Locals flunk parks in new online report 

The City’s playgrounds are getting failing grades from local residents, largely due to vandalism and unsafe conditions, according to a report released Feb. 12.

ParksScan, a partnership between the Neighborhood Parks Council and the Recreation and Park Department, premiered online in 2005 as a way for residents and city officials to report and upload pictures of their observations. The data can be viewed by facility, district or citywide.

According to the report, 1,621 complaints about 153 different city parks were submitted in 2006 — and 60 percent of them were attributed to vandalism such as graffiti, broken glass, trashed bathrooms and broken sprinklers.

"Vandalism is one of the biggest priorities for the department on a day-to-day basis, it is definitely eating up funds in the millions of dollars magnitude. It’s psychologically troubling for the staff and people who use the parks," said Rose Marie Dennis, spokeswoman for the Recreation and Park Department.

ParkScan.org Technical Services & Outreach Coordinator Alfredo Pedroza said most residents reported unsafe conditions at neighborhood playgrounds to be their top priority. A "D" or "F" grade — based on national standards of playground safety — was handed out to 30 playgrounds in The City for their lack of cleanliness and maintenance. Of those 30, five have been closed or slated for renovations.

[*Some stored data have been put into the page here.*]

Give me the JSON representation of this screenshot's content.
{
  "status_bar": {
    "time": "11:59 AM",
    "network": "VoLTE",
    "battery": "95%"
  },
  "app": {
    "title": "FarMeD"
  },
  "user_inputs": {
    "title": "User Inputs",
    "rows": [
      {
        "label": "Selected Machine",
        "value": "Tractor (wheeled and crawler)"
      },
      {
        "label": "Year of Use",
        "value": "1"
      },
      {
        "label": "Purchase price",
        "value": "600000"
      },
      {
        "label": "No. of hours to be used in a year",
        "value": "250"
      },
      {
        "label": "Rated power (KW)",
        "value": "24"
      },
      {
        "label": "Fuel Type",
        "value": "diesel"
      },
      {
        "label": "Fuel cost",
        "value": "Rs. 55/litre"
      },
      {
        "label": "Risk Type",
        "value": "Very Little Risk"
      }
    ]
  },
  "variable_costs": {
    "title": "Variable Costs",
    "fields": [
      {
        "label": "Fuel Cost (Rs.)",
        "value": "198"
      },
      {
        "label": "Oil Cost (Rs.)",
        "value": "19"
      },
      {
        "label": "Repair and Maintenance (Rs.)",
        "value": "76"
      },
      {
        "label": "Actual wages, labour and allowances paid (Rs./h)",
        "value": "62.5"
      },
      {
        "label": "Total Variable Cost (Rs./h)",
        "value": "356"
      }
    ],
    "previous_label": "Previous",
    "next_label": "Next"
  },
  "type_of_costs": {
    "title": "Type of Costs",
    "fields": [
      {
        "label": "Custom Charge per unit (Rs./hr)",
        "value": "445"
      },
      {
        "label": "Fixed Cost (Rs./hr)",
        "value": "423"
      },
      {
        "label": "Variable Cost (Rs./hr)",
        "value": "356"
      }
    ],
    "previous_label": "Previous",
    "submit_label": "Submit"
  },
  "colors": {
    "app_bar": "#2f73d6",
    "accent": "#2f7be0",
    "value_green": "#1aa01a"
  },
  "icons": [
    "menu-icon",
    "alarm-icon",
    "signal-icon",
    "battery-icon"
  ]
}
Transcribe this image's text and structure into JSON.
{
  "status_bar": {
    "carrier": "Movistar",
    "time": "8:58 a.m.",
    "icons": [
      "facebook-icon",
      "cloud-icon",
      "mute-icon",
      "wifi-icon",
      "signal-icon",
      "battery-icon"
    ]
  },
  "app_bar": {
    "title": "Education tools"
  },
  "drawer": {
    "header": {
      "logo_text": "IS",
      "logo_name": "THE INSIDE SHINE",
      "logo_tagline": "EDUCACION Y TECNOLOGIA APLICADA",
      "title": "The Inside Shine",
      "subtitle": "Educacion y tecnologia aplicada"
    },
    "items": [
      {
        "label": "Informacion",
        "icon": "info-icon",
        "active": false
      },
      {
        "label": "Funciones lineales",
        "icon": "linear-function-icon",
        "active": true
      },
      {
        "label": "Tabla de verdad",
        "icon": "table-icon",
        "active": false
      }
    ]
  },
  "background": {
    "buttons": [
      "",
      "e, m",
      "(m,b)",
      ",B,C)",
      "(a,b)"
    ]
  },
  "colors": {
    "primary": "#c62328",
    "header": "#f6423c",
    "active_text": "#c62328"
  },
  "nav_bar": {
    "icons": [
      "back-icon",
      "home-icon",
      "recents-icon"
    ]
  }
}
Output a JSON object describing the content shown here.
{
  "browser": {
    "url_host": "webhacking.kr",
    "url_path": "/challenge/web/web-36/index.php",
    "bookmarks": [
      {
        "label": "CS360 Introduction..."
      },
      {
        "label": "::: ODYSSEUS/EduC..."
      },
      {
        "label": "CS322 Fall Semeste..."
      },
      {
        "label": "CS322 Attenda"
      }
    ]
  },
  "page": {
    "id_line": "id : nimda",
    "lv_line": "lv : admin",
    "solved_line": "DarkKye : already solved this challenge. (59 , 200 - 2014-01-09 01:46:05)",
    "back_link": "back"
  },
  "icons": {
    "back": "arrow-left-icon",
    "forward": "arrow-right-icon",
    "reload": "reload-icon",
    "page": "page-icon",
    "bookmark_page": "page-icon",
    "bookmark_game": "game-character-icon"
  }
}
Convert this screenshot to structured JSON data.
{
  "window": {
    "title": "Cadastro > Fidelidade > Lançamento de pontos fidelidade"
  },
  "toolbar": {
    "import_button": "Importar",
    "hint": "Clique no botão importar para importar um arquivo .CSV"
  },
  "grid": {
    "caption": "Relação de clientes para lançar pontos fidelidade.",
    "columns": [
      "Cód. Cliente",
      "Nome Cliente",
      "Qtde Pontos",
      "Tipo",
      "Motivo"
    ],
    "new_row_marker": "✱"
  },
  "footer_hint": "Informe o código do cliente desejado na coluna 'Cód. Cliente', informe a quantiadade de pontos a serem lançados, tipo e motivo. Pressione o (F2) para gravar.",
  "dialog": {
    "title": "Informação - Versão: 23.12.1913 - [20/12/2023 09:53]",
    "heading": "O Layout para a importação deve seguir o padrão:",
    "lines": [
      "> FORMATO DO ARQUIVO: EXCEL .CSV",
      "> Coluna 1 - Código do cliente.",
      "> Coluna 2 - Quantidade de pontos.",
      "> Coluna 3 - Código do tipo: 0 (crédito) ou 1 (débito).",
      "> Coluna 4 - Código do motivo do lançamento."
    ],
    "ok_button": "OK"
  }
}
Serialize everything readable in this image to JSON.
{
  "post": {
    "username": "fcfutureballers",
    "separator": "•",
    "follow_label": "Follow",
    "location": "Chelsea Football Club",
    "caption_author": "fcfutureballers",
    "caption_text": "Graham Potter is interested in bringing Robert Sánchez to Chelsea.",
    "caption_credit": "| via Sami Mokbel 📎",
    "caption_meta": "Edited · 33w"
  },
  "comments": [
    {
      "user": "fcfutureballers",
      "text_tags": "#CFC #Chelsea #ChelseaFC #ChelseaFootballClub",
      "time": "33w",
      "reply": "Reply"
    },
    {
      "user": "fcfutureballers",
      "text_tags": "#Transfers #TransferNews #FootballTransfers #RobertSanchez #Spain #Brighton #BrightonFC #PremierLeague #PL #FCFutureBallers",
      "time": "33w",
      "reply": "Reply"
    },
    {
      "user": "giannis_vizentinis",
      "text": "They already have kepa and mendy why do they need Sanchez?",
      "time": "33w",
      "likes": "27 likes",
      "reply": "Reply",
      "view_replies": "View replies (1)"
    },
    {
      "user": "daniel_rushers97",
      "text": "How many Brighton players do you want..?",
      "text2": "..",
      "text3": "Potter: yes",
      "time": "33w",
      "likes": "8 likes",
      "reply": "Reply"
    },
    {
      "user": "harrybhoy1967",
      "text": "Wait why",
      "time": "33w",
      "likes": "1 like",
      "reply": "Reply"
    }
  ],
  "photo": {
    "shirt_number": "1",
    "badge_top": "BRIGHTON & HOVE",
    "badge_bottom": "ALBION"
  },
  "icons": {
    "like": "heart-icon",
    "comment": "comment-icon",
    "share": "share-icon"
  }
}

The Mission district’s Franklin Square playground was one of The City’s worst according to the 2006 data — it had 60 complaints that included illegal camping, prostitution, gang activity and drug use. West Sunset playground, another troubled park, had complaints of illegal parking, driving and late-night drinking.

The report’s most improved park was 24th Street Mini Park. Pedroza described the park as a "rags-to-riches" story in which community members rallied using ParkScan data and help from local politicians to turn it into an "oasis."

"This is a great tool for communication. Often the department doesn’t know what’s going on out there," said resident Maria De La Mora, who has used the system to report litter and dumping at Garfield Square’s athletic field.

The department’s nine Neighborhood Service Area managers receive and respond to complaints, 79 percent of which were closed in 2006.

Dennis said the department’s 2006-2007 fiscal year operating budget is $90 million. The department’s latest budget presentation suggested hiring up to five new custodians and as many as 10 full-time rangers to address maintenance and enforce park codes.